The event bore a tone of relevance similar to the Ebony Fashion Fair, which was originally conceived in response to the lack of opportunities and outlets afforded to designers and models of color. “There’s so much creativity in the Caribbean world, but they just don’t have the outlet to express it, so this is their outlet,” said event organizer and co-promoter Syn Dawkins of Social Eyes Entertainment. “My show is to give them an outlet to showcase the best of what they do.”
Some 15 designers took part in the showcase, presenting daring styles very much in tune with the signature flavor of the Caribbean. “We actually turned back designers, so there are about 20 designers just as fabulous as the ones showcased tonight,” said Irie Jams Media CEO and event co-promoter Robert “Bobby” Clarke.

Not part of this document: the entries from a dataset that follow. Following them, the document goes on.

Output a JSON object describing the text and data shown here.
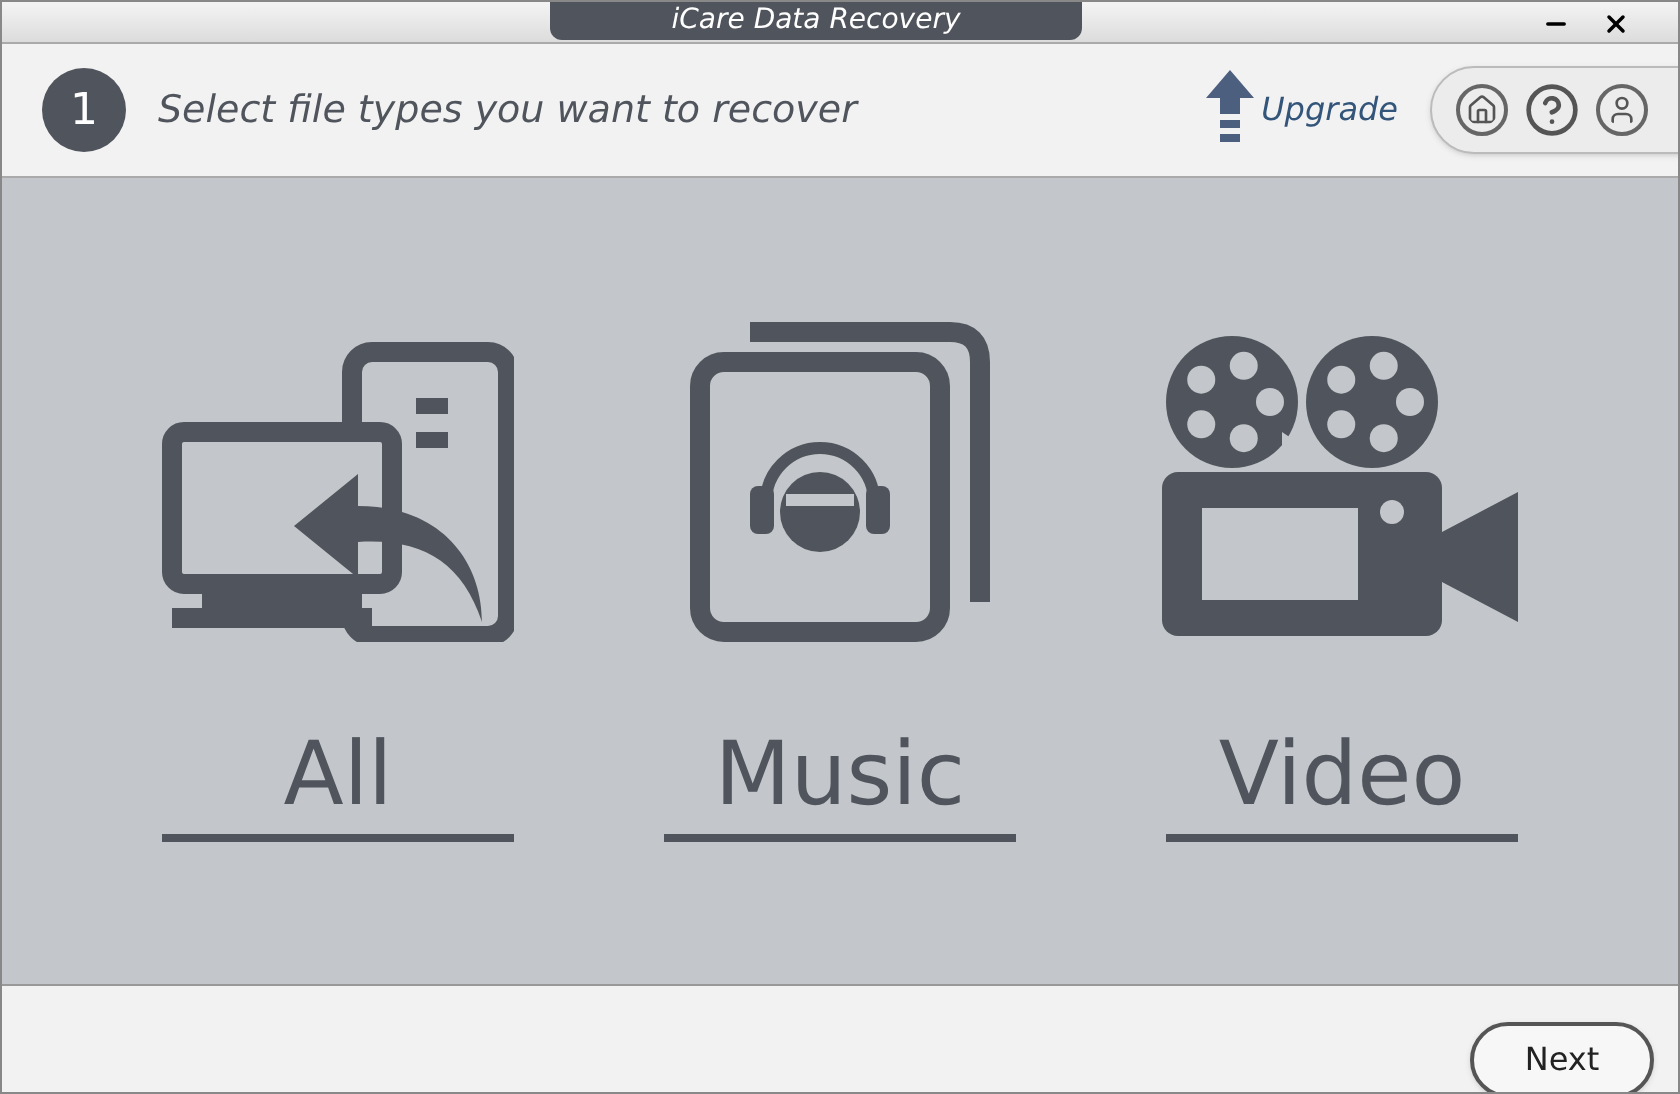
{
  "window": {
    "title": "iCare Data Recovery"
  },
  "header": {
    "step": "1",
    "title": "Select file types you want to recover",
    "upgrade": "Upgrade"
  },
  "options": [
    {
      "kind": "all",
      "label": "All"
    },
    {
      "kind": "music",
      "label": "Music"
    },
    {
      "kind": "video",
      "label": "Video"
    }
  ],
  "footer": {
    "next": "Next"
  }
}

Designs from veteran Michael Gillings, Anthony Eastwick and VP Records’ Riddim Driven Clothing stood out as audience favorites.
At the evening’s end, organizers and participants agreed that the presence of Caribbean Fashion Rocks’ presence in the community was the icing on a well-decorated cake. “Our mission at Irie Jam is to ensure that the world sees great Caribbean talent wherever it is from music, culture fashion and food. It feels great for us to see our visions manifested tonight,” said Clarke.
With 15 years of event planning behind them, Irie Jam Media has made successful strides in the community with such events as the Reebok Grand Prix, which in association with Reebok, gives up to 15,000 locals the opportunity to watch track and field talent from around the world compete at Randall Island. Other events include ‘Yam Jam’, an international food festival and ‘Irie Jamboree’, a marquee reggae music event entering its sixth year, which attracts some 30,000 patrons each year.
The success of Caribbean Fashion Rocks showcase already has Irie Jam Media organizers considering the possibility launching similar events in other cities with strong Caribbean markets. Clarke expressed his delight with the turnout of event’s and the potential to expand, adding, “We’re looking to build and expose real Caribbean talent from the ground up into mainstream American, European and Asian markets. This was our first test project, and we’re happy with the results.”